The study by Ferrante and colleagues reports the influence of functional status prior to ICU admission on outcomes in older adults. The effect of pre-ICU functional trajectories is independent of and comparable to use of mechanical ventilation and diagnosis of shock on 1-year mortality outcomes in older adults. Even those older adults with minimal or mild disability one year prior to a critical illness or injury experienced declines in functional status and increased mortality after ICU admission. Unfortunately, those older adults with greater functional status impairment in the year prior to ICU admission had worse outcomes with higher 30-day and 1-year mortality rates.
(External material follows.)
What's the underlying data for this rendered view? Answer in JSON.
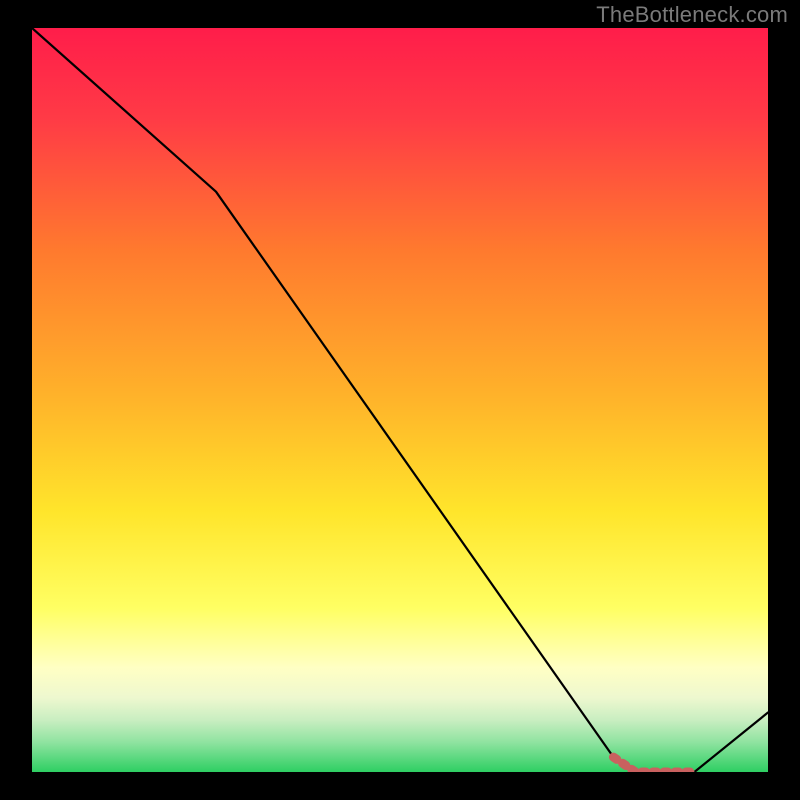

This study was unique in that functional status was obtained prospectively in a cohort of older adults followed over a number of years, overcoming many limitations of previous investigations in the area of post-ICU outcomes that relied solely on proxy reports of functional status. As older adults are living longer, they may be at risk for admission to a critical care unit. Investigations are urgently needed to design and test innovative interventions to prevent further decline in functional abilities, particularly in those patients with lengthy ICU stays and receipt of mechanical ventilatory support. Efforts are needed to ensure older adults can maintain their functional abilities and not decline after a critical illness or injury, which has significant implications for ICU care processes.